Today, the question facing most businesses isn’t so much whether or not they want to be in the cloud. It’s how they want to be in the cloud. This means looking carefully at issues such as bare metal vs dedicated server. If you are choosing between them, or thinking of combining them, here is a simple guide to what you need to know.
Before the cloud, the term “bare metal” was generally used to describe a computer without an operating system. In many cases, bare metal computers did not even have firmware. This use of the term still exists.
In the context of the cloud, however, the term “bare metal” is generally used to describe a machine that is owned by a cloud service provider (CSP) but assigned to a single client (tenant). These bare metal servers typically do have operating systems. It may, however, be possible to make an arrangement with a CSP for them to be provided without one.
This arrangement is often known as private IaaS. It is more convenient for businesses than running their own private clouds (even with colocation). At the same time, it gives them the same sort of control and customization options they would expect in that environment.
The term dedicated server can be (and often is) used as a synonym for bare metal server or private IaaS. It can, however, also be used to refer to the servers used in a private cloud. When people use the term “bare metal vs dedicated server”, this is probably what they mean.
With dedicated servers, the client owns them and is fully responsible for their management. This responsibility can be delegated completely or partly. For example, a third-party managed service provider might take care of day-to-day management while the business’s own IT team would take care of customizations.
If you are weighing the advantages and disadvantages of bare metal vs dedicated server, here are the key points you should consider.
Getting set up on bare metal is definitely easier than getting set up on dedicated servers. With bare metal, you simply negotiate a contract with a single vendor. With dedicated servers, you have to make arrangements to purchase everything you need. You also need to arrange for your purchases to be installed in your chosen location.
You do not need to do all this with in-house resources. You will, however, almost certainly need to hire multiple vendors and manage all of them effectively. Alternatively, you can hire a single vendor and have them manage all the other vendors. You would, however, need to go through a thorough recruitment process. You would also need to work with them very closely.
With bare metal, you negotiate payment terms with your vendor. You may be required to make some level of upfront payment. It is, however, more likely that the provision of the bare metal servers will simply be charged as a service. That is essentially why its formal name is Infrastructure as a Service (IaaS).
With dedicated servers, you will need to purchase hardware and software. You may also need to pay for extra labor. Having said that, hardware purchases can be paid in installments. Hardware can also be leased. Similarly, it is now standard for software to be sold as a service.

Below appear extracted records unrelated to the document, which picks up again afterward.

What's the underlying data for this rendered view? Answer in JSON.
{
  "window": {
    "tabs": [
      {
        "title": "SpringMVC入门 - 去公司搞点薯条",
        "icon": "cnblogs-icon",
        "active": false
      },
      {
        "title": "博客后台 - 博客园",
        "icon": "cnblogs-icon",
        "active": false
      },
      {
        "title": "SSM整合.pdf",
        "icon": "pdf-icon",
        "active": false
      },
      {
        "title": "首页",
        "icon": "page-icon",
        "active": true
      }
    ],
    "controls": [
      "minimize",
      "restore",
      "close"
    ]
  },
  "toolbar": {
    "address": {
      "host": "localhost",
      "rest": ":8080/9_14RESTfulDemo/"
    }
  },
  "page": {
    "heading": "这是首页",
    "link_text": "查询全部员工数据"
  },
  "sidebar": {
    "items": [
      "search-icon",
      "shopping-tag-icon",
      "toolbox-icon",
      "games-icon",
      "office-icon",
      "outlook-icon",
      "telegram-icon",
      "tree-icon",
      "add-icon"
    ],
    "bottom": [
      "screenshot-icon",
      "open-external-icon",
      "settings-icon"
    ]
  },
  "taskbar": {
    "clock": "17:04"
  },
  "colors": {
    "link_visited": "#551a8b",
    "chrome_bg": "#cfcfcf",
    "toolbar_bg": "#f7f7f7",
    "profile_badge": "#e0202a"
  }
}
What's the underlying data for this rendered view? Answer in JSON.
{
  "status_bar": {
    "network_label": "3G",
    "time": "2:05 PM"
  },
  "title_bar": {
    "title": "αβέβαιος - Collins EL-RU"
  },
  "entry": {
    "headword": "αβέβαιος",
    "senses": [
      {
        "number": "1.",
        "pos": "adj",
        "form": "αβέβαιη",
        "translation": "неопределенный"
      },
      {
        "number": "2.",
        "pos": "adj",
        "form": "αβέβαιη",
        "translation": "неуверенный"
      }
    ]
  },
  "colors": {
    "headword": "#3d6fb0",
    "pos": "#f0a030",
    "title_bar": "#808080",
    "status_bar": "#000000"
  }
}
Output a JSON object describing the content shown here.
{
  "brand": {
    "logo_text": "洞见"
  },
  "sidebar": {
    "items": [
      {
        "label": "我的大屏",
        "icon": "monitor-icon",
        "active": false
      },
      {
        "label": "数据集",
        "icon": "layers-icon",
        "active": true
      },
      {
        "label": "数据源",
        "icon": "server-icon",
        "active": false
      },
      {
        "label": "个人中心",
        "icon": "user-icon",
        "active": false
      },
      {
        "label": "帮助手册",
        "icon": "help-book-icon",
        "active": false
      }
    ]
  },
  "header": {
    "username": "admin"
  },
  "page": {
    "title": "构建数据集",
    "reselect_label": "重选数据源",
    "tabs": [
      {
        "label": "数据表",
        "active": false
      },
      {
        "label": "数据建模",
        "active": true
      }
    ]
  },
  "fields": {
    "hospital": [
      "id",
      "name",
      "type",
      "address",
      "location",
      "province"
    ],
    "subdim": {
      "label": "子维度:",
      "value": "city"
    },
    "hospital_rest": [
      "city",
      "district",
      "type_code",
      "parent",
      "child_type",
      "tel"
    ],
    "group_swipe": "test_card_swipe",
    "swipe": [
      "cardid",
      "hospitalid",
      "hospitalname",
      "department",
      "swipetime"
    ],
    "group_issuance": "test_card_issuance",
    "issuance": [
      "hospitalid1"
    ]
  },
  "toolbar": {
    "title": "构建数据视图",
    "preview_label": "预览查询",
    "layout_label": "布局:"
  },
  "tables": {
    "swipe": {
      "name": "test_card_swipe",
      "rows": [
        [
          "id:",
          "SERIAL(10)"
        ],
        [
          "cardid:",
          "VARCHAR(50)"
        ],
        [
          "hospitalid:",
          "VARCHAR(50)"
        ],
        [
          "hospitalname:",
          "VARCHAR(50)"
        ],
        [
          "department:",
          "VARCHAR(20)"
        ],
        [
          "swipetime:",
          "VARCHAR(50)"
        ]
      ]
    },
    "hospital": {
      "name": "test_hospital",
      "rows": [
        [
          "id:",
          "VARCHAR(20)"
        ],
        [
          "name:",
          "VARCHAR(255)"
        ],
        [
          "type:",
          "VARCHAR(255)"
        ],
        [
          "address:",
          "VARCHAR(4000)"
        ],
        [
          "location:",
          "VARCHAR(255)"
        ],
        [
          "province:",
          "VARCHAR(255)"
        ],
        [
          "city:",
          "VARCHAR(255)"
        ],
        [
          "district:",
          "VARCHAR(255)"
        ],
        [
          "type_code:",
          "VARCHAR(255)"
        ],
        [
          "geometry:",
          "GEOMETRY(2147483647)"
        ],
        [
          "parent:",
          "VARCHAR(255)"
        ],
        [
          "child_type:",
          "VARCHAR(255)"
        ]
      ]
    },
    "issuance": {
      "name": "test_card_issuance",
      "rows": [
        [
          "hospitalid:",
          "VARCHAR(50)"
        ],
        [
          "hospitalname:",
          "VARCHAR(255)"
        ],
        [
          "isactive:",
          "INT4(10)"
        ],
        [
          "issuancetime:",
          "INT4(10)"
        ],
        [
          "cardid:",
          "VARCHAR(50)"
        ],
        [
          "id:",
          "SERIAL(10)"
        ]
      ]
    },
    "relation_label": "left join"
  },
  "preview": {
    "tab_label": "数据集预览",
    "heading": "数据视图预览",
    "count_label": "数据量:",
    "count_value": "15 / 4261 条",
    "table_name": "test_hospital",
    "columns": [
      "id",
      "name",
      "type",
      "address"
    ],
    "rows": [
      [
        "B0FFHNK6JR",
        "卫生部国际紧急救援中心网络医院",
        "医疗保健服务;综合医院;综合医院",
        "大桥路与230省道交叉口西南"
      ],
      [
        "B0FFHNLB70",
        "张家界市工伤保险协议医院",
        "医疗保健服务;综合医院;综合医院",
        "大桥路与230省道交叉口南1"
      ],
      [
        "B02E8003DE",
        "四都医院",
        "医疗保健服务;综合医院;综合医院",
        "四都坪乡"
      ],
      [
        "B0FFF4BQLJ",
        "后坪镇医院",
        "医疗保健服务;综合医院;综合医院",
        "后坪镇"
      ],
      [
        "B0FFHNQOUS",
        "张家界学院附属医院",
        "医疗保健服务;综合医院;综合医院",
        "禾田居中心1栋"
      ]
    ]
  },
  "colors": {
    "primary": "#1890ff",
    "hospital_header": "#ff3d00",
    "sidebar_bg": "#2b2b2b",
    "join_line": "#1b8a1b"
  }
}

If you are running your own private data center, then setting it up is likely to require significant capital expenditure. If, however, you are using colocation, by contrast, you are essentially using a data center as a service.
The ongoing costs of bare metal are likely to be fairly similar to the ongoing costs of dedicated servers. The one point to note is that bare metal pushes the risks associated with hardware failure onto the vendor. Dedicated servers push it onto the business.
The issue with hardware failure generally is not the cost of replacement hardware. It is the disruption caused while the fault is being dealt with. It may also be the cost of the labor required to solve the problem. You may therefore want to take steps to mitigate this risk (e.g. insurance).
Assuming you use colocation, the management overheads of bare metal and dedicated servers are very similar.
Dedicated servers require a bit more supervision because you need to take care of the hardware and operating system. In particular, you need to make sure that the operating system is promptly updated and kept secure. Overall, however, this only creates a little extra work.
If you are running a private data center, by contrast, then the management overheads are significantly higher than with bare metal.